18 comments

  • vjvjvjvjghv an hour ago

    The end goal must be to emulate US healthcare where nobody knows what things cost and you find out only months or years after buying.

  • geuis 40 minutes ago

    Doesn't this then open a market for "vpn style" apps that make everyone look broke? Get the lowest prices (ie market/baseline) on every interaction from food delivery to airplane tickets?

    • Uehreka 34 minutes ago

      That then leads to a cat and mouse chase, and in the end the big corporations will win by forcing you to tie your real identity to your shopping identity, which won’t turn off enough consumers to meaningfully impact the bottom line.

      • kdheiwns 7 minutes ago

        The problem isn't really turning them off as much as it is people having no choice.
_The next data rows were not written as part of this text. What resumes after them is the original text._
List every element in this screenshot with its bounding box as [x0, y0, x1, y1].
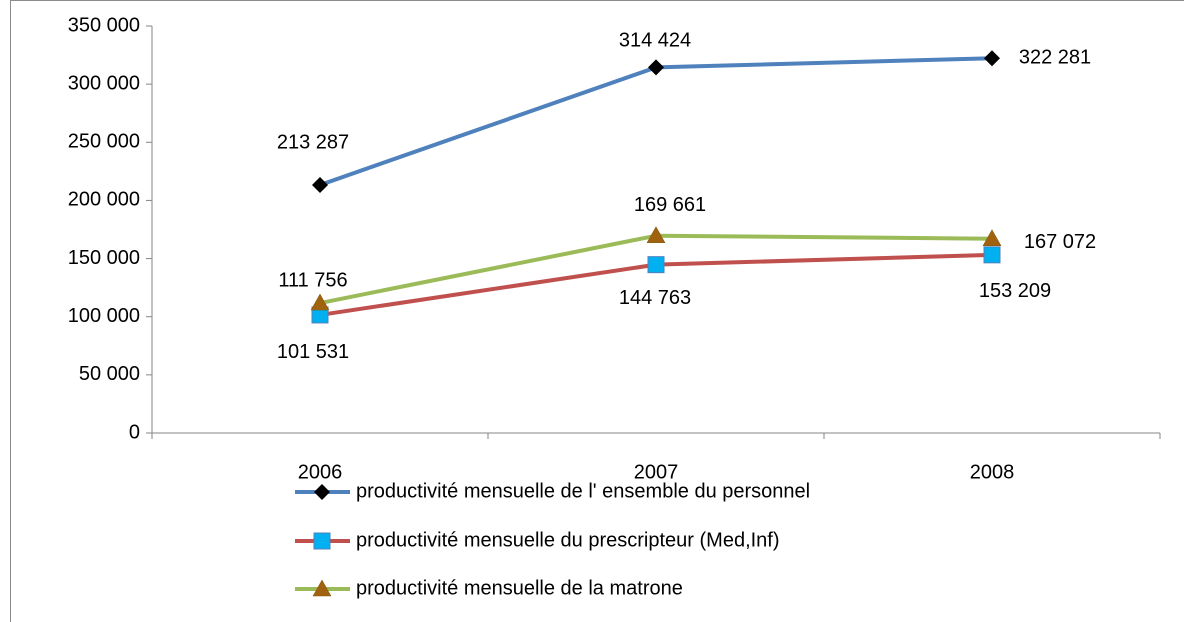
legend-label: productivité mensuelle de la matrone	[356, 577, 683, 599]
data-point	[646, 226, 666, 243]
legend-marker	[314, 484, 330, 500]
data-point	[984, 50, 1000, 67]
y-tick-label: 300 000	[68, 72, 140, 94]
data-label: 213 287	[277, 131, 349, 153]
data-point	[647, 256, 665, 274]
y-tick-label: 0	[129, 421, 140, 443]
y-tick-label: 350 000	[68, 14, 140, 36]
data-label: 322 281	[1019, 47, 1091, 69]
data-label: 144 763	[619, 287, 691, 309]
y-tick-label: 200 000	[68, 189, 140, 211]
y-tick-label: 150 000	[68, 247, 140, 269]
legend-label: productivité mensuelle du prescripteur (…	[356, 529, 780, 551]
data-point	[648, 59, 664, 76]
data-label: 101 531	[277, 341, 349, 363]
data-point	[983, 246, 1001, 264]
legend-label: productivité mensuelle de l' ensemble du…	[356, 480, 810, 502]
data-point	[310, 293, 330, 311]
data-label: 153 209	[979, 280, 1051, 302]
y-tick-label: 100 000	[68, 305, 140, 327]
legend-marker	[313, 532, 331, 550]
data-label: 167 072	[1024, 231, 1096, 253]
x-tick-label: 2007	[634, 461, 679, 483]
x-tick-label: 2008	[970, 461, 1015, 483]
series-line	[319, 56, 993, 187]
chart-frame	[10, 0, 1184, 622]
y-tick-label: 50 000	[79, 363, 140, 385]
legend-marker	[312, 579, 332, 597]
data-point	[312, 176, 328, 193]
data-label: 169 661	[634, 194, 706, 216]
data-label: 111 756	[278, 269, 347, 291]
y-tick-label: 250 000	[68, 131, 140, 153]
data-label: 314 424	[619, 30, 691, 52]
x-tick-label: 2006	[298, 461, 343, 483]
data-point	[982, 229, 1002, 246]
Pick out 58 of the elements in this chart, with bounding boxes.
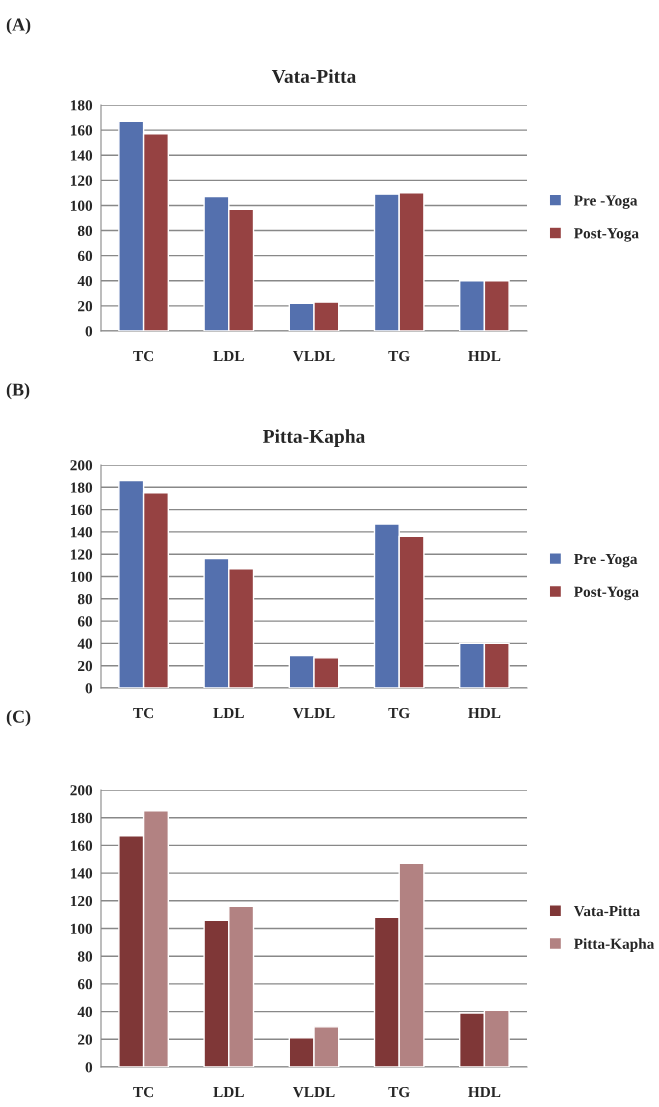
legend-label: Pitta-Kapha <box>573 938 655 953</box>
y-tick-label: 60 <box>77 616 93 627</box>
y-tick-label: 40 <box>77 638 93 649</box>
x-tick-label: LDL <box>213 708 244 719</box>
x-tick-label: TG <box>388 1086 410 1098</box>
legend-label: Pre -Yoga <box>573 553 638 568</box>
y-tick-label: 40 <box>77 1006 93 1018</box>
y-tick-label: 20 <box>78 660 93 672</box>
y-tick-label: 160 <box>70 125 93 136</box>
y-tick-label: 140 <box>70 527 93 538</box>
x-tick-label: TG <box>388 707 410 719</box>
y-tick-label: 0 <box>85 1062 93 1073</box>
chart-title: Pitta-Kapha <box>263 429 366 447</box>
x-tick-label: VLDL <box>292 1087 335 1098</box>
x-tick-label: HDL <box>468 351 501 362</box>
y-tick-label: 100 <box>70 200 93 211</box>
y-tick-label: 200 <box>70 460 93 471</box>
y-tick-label: 100 <box>70 571 93 582</box>
y-tick-label: 160 <box>70 504 93 516</box>
y-tick-label: 180 <box>70 482 93 493</box>
legend-label: Vata-Pitta <box>573 905 640 917</box>
x-tick-label: VLDL <box>292 351 335 362</box>
y-tick-label: 40 <box>77 275 93 287</box>
x-tick-label: HDL <box>468 708 501 719</box>
x-tick-label: TC <box>133 1086 154 1098</box>
y-tick-label: 80 <box>77 951 93 962</box>
y-tick-label: 140 <box>70 868 93 879</box>
text: (C) <box>6 710 31 727</box>
x-tick-label: VLDL <box>292 708 335 719</box>
y-tick-label: 140 <box>70 150 93 161</box>
y-tick-label: 180 <box>70 100 93 111</box>
x-tick-label: LDL <box>213 1087 244 1098</box>
y-tick-label: 120 <box>70 549 93 560</box>
text: (B) <box>6 383 30 400</box>
x-tick-label: TC <box>133 350 154 362</box>
y-tick-label: 80 <box>77 225 93 237</box>
y-tick-label: 20 <box>78 1034 93 1045</box>
y-tick-label: 80 <box>77 593 93 605</box>
y-tick-label: 160 <box>70 840 93 851</box>
chart-title: Vata-Pitta <box>271 69 357 84</box>
x-tick-label: LDL <box>213 351 244 362</box>
y-tick-label: 60 <box>77 979 93 990</box>
legend-label: Post-Yoga <box>573 586 639 601</box>
y-tick-label: 200 <box>70 785 93 796</box>
legend-label: Pre -Yoga <box>573 195 638 209</box>
y-tick-label: 180 <box>70 812 93 824</box>
y-tick-label: 120 <box>70 175 93 186</box>
y-tick-label: 100 <box>70 923 93 934</box>
x-tick-label: TG <box>388 350 410 362</box>
x-tick-label: TC <box>133 707 154 719</box>
text: (A) <box>6 18 31 35</box>
y-tick-label: 0 <box>85 683 93 694</box>
y-tick-label: 60 <box>77 250 93 262</box>
legend-label: Post-Yoga <box>573 228 639 242</box>
x-tick-label: HDL <box>468 1087 501 1098</box>
y-tick-label: 20 <box>78 301 93 312</box>
y-tick-label: 0 <box>85 326 93 337</box>
y-tick-label: 120 <box>70 895 93 907</box>
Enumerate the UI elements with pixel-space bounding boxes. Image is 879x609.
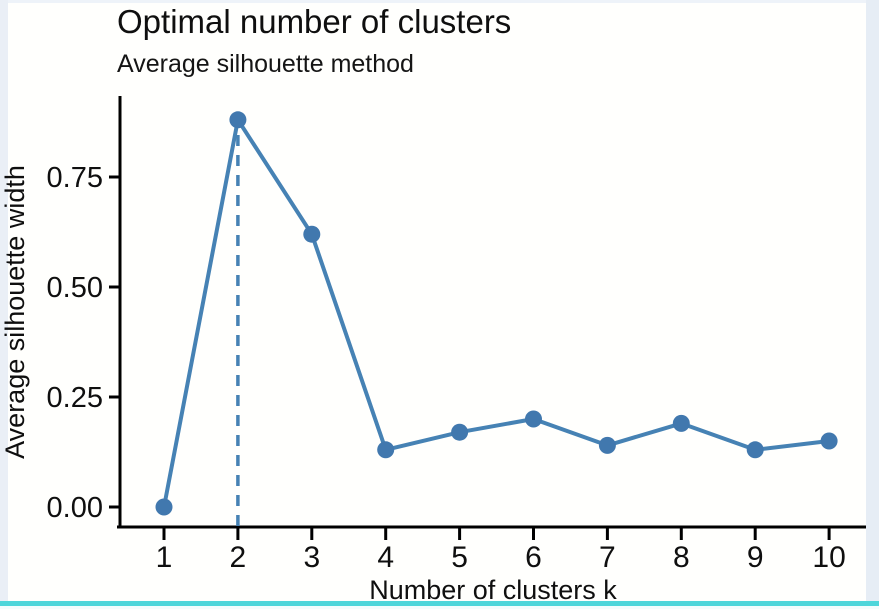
chart-subtitle: Average silhouette method: [117, 50, 414, 78]
data-point-k5: [451, 423, 469, 441]
data-point-k9: [746, 441, 764, 459]
data-point-k1: [155, 498, 173, 516]
x-tick-label: 10: [812, 541, 845, 574]
x-axis-title: Number of clusters k: [369, 575, 617, 605]
data-point-k7: [598, 436, 616, 454]
y-tick-label: 0.50: [47, 272, 103, 304]
x-tick-label: 4: [377, 541, 394, 574]
x-tick-label: 7: [599, 541, 616, 574]
y-tick-label: 0.00: [47, 492, 103, 524]
data-point-k8: [672, 414, 690, 432]
x-tick-label: 6: [525, 541, 542, 574]
x-tick-label: 8: [673, 541, 690, 574]
x-tick-label: 3: [303, 541, 320, 574]
x-tick-label: 9: [747, 541, 764, 574]
data-point-k4: [377, 441, 395, 459]
y-axis-title: Average silhouette width: [0, 165, 30, 459]
bottom-padding: [0, 606, 879, 609]
window-edge-left: [0, 0, 8, 601]
data-point-k10: [820, 432, 838, 450]
bottom-accent-bar: [0, 601, 879, 606]
x-tick-label: 2: [230, 541, 247, 574]
y-tick-label: 0.75: [47, 162, 103, 194]
data-point-k2: [229, 111, 247, 129]
x-tick-label: 5: [451, 541, 468, 574]
y-tick-label: 0.25: [47, 382, 103, 414]
window-edge-top: [0, 0, 879, 3]
series-line: [162, 117, 832, 509]
x-tick-label: 1: [156, 541, 173, 574]
data-point-k6: [525, 410, 542, 428]
chart-title: Optimal number of clusters: [117, 3, 512, 40]
window-edge-right: [866, 0, 879, 601]
data-point-k3: [303, 225, 321, 243]
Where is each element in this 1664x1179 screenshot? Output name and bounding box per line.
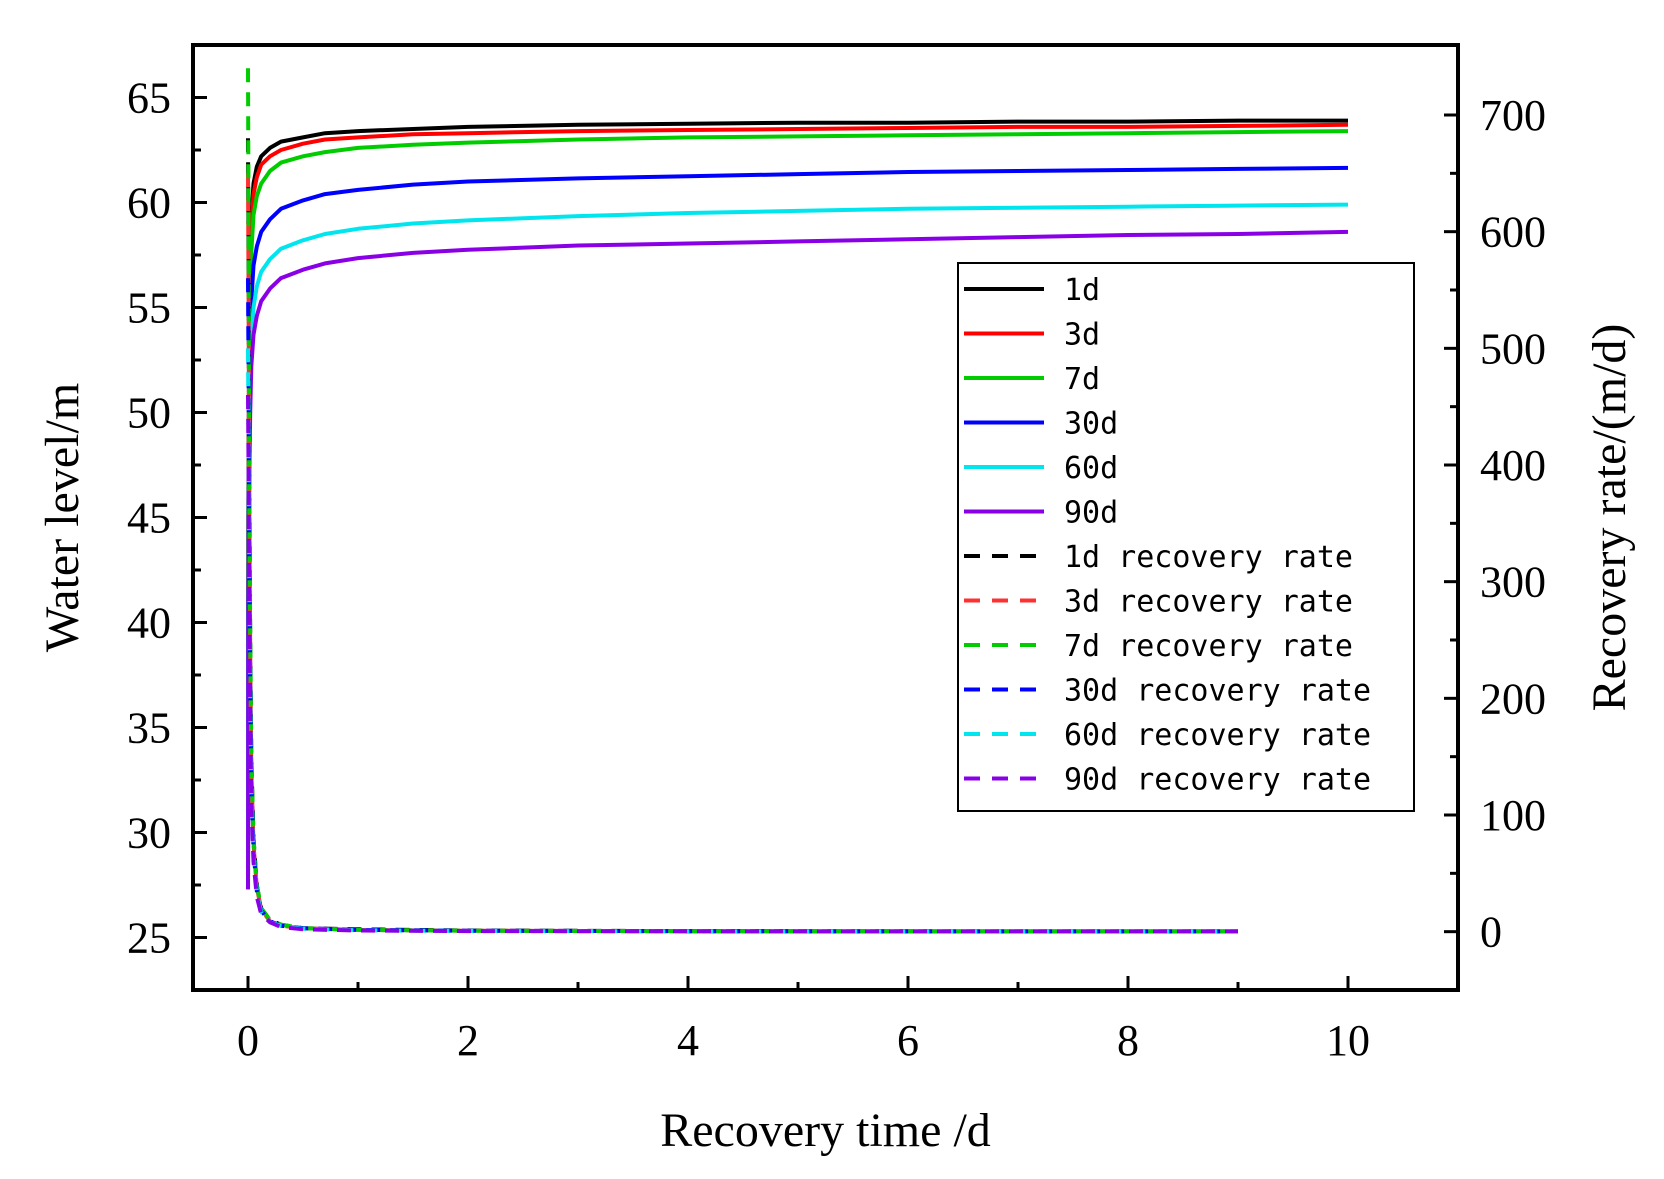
y-left-axis: 25 30 35 40 45 50 55 60 65 — [127, 74, 207, 963]
y-right-tick-label: 100 — [1480, 791, 1546, 840]
legend-label: 90d — [1064, 496, 1118, 531]
legend-label: 30d recovery rate — [1064, 674, 1371, 709]
series-90d-recovery-rate — [246, 394, 1238, 934]
y-right-tick-label: 500 — [1480, 324, 1546, 373]
y-left-tick-label: 65 — [127, 74, 171, 123]
legend-label: 30d — [1064, 407, 1118, 442]
legend-label: 7d recovery rate — [1064, 629, 1353, 664]
legend-label: 7d — [1064, 362, 1100, 397]
legend-label: 60d — [1064, 451, 1118, 486]
legend: 1d 3d 7d 30d 60d 90d 1d recovery rate 3d recove… — [957, 262, 1415, 812]
legend-label: 3d — [1064, 318, 1100, 353]
y-right-tick-label: 0 — [1480, 908, 1502, 957]
legend-label: 60d recovery rate — [1064, 718, 1371, 753]
legend-label: 3d recovery rate — [1064, 585, 1353, 620]
y-left-tick-label: 30 — [127, 809, 171, 858]
y-left-tick-label: 55 — [127, 284, 171, 333]
y-left-tick-label: 45 — [127, 494, 171, 543]
x-tick-label: 2 — [457, 1016, 479, 1065]
x-tick-label: 10 — [1326, 1016, 1370, 1065]
x-tick-label: 0 — [237, 1016, 259, 1065]
y-right-tick-label: 200 — [1480, 674, 1546, 723]
legend-label: 90d recovery rate — [1064, 763, 1371, 798]
x-axis-title: Recovery time /d — [660, 1104, 991, 1157]
x-axis: 0 2 4 6 8 10 — [237, 976, 1370, 1065]
y-left-tick-label: 35 — [127, 704, 171, 753]
y-left-tick-label: 25 — [127, 914, 171, 963]
series-layer — [246, 68, 1349, 934]
y-left-tick-label: 60 — [127, 179, 171, 228]
y-left-axis-title: Water level/m — [36, 383, 89, 652]
legend-label: 1d — [1064, 273, 1100, 308]
y-right-tick-label: 600 — [1480, 208, 1546, 257]
y-left-tick-label: 50 — [127, 389, 171, 438]
y-right-tick-label: 300 — [1480, 558, 1546, 607]
x-tick-label: 4 — [677, 1016, 699, 1065]
y-right-axis: 0 100 200 300 400 500 600 700 — [1444, 91, 1546, 957]
legend-frame — [957, 262, 1415, 812]
x-tick-label: 6 — [897, 1016, 919, 1065]
y-left-tick-label: 40 — [127, 599, 171, 648]
x-tick-label: 8 — [1117, 1016, 1139, 1065]
series-7d — [246, 129, 1349, 890]
y-right-axis-title: Recovery rate/(m/d) — [1583, 324, 1636, 712]
y-right-tick-label: 400 — [1480, 441, 1546, 490]
y-right-tick-label: 700 — [1480, 91, 1546, 140]
legend-label: 1d recovery rate — [1064, 540, 1353, 575]
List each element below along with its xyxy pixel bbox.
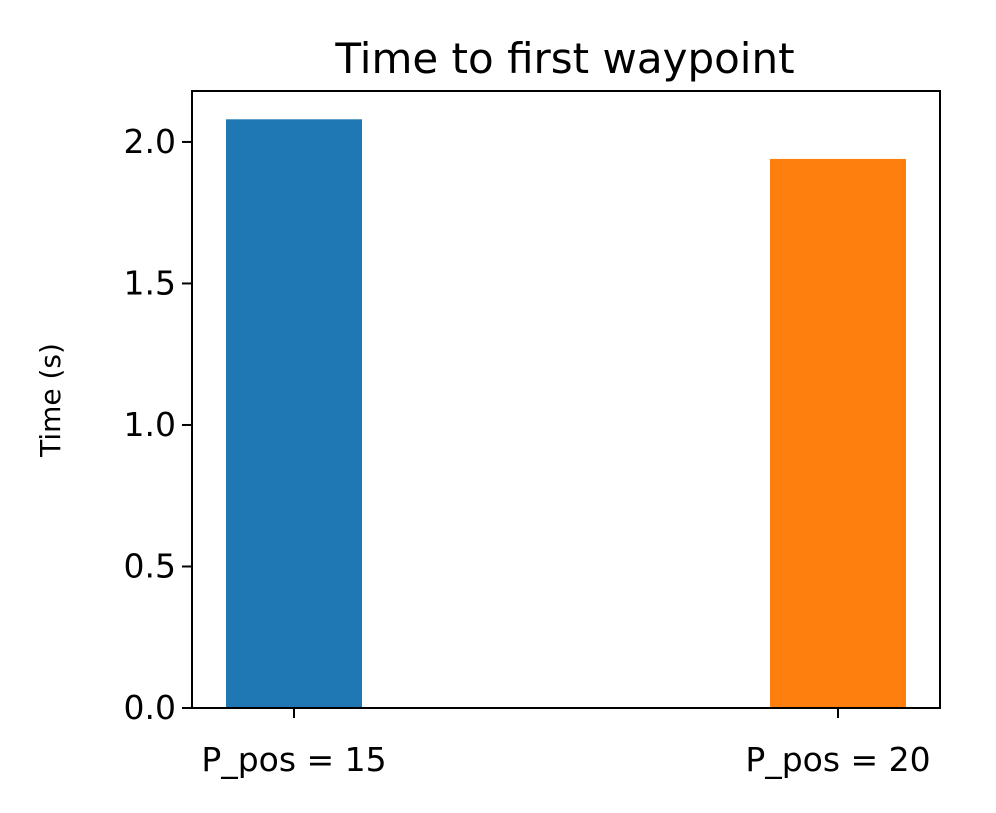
y-tick-label: 0.0 xyxy=(124,688,176,727)
y-tick-label: 0.5 xyxy=(124,546,176,585)
x-tick-label: P_pos = 20 xyxy=(745,740,930,779)
bars-group xyxy=(226,119,906,709)
y-tick-label: 1.0 xyxy=(124,405,176,444)
y-tick-label: 1.5 xyxy=(124,263,176,302)
x-ticks-group: P_pos = 15 P_pos = 20 xyxy=(201,708,931,779)
x-tick-label: P_pos = 15 xyxy=(201,740,386,779)
y-ticks-group: 0.0 0.5 1.0 1.5 2.0 xyxy=(124,122,192,727)
bar-0 xyxy=(226,119,362,709)
plot-frame xyxy=(191,90,941,709)
chart-title: Time to first waypoint xyxy=(334,34,794,83)
bar-1 xyxy=(770,158,906,708)
y-axis-label: Time (s) xyxy=(34,343,67,458)
y-tick-label: 2.0 xyxy=(124,122,176,161)
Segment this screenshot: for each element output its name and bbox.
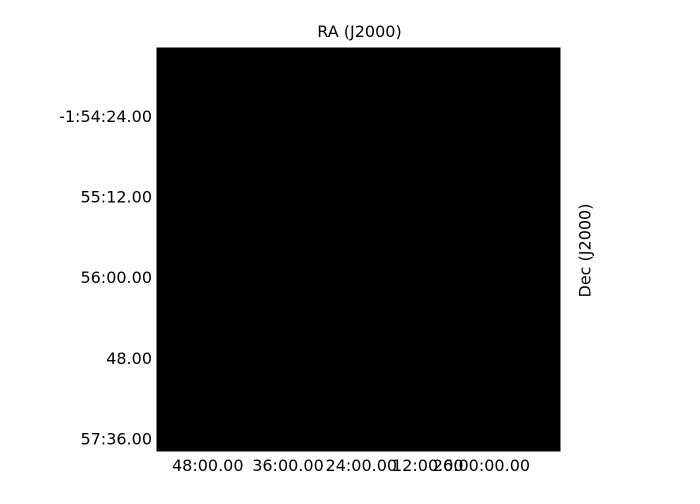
dec-axis-label: Dec (J2000) (576, 204, 595, 298)
ra-tick-label: 36:00.00 (252, 456, 324, 475)
sky-image (156, 47, 561, 452)
ra-axis-label: RA (J2000) (317, 22, 401, 41)
dec-tick-group: -1:54:24.00 55:12.00 56:00.00 48.00 57:36.00 (59, 107, 152, 448)
dec-tick-label: 56:00.00 (80, 268, 152, 287)
ra-tick-label: 26:00:00.00 (433, 456, 530, 475)
ra-tick-label: 48:00.00 (172, 456, 244, 475)
dec-tick-label: 48.00 (106, 349, 152, 368)
dec-tick-label: 55:12.00 (80, 188, 152, 207)
ra-tick-label: 24:00.00 (326, 456, 398, 475)
ra-tick-label: 12:00.00 (392, 456, 464, 475)
dec-tick-label: -1:54:24.00 (59, 107, 152, 126)
dec-tick-label: 57:36.00 (80, 429, 152, 448)
ra-tick-group: 48:00.00 36:00.00 24:00.0012:00.0026:00:00… (172, 456, 530, 475)
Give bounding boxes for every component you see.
There aren't too many supermarket chains. If one chain does this, rather then other chains undercutting them on price, they're going to do the same to maximize their profits. Most people only have one or two stores near their home. Some maybe have three. That doesn't leave a lot of options. And if you or your family is hungry, you won't drive around for hours, burning gas, until you find a shop that saves you a few bucks. Most people will have no choice but to give in, then the practice is implemented everywhere and the price treadmill accelerates.

    • amazingamazing 35 minutes ago

      How’s that gonna work when they know your address?

  • amazingamazing an hour ago

    Why grocery stores only? It’s also unclear how this will change anything - don’t the grocery stores in richer areas already charge more? I’ve noticed Whole Foods prices are not the same across all stores even in the same state.

    • clintonb an hour ago

      You're thinking of pricing zones—shoppers in Zone A pay a different price than those in Zone B. This makes sense, for example, if shipping costs are higher in Zone B.

      The bill in question is about per-shopper pricing (e.g, you and I pay different prices in the same store). This is something Lyft and Uber do, but it's not really possible in retail.

  • SilverElfin 2 hours ago

    Why just grocery stores? Why not ban selling or purchasing our information to and from data brokers. Like for all uses.

    • janalsncm 20 minutes ago

      Because this kind of price discrimination doesn’t require selling or purchasing data from data brokers. If you buy enough from Instacart, they can and do build it all in-house.

  • snendroid-ai an hour ago
  • fuckinpuppers an hour ago

    That shit is evil

  • ChrisArchitect an hour ago
  • morkalork 28 minutes ago

    Isn't this level of price discrimination in a round about way just a worse form of communism? If the algo decides you can pay X% of your worth for an item, and X% of my worth for the same item even though the absolute dollar amounts are different, isn't that strange?

  • WalterBright an hour ago

    Another attempt to repeal the Law of Supply and Demand.

    • CuriouslyC an hour ago

      Supply curves are literally predicated on one price for a market.

    • lysace an hour ago

      Not sure that is applicable here.

      The practice — supported by artificial intelligence and known as dynamic pricing or surveillance pricing — can lead to two consumers paying different amounts for the same item from the same retailer, at roughly the same time. If a store knows, for example, that one of those customers lives in a wealthier neighborhood, it can charge that person a higher price.

    • Ar-Curunir an hour ago

      Better that you stick to promoting D instead of defending price gouging.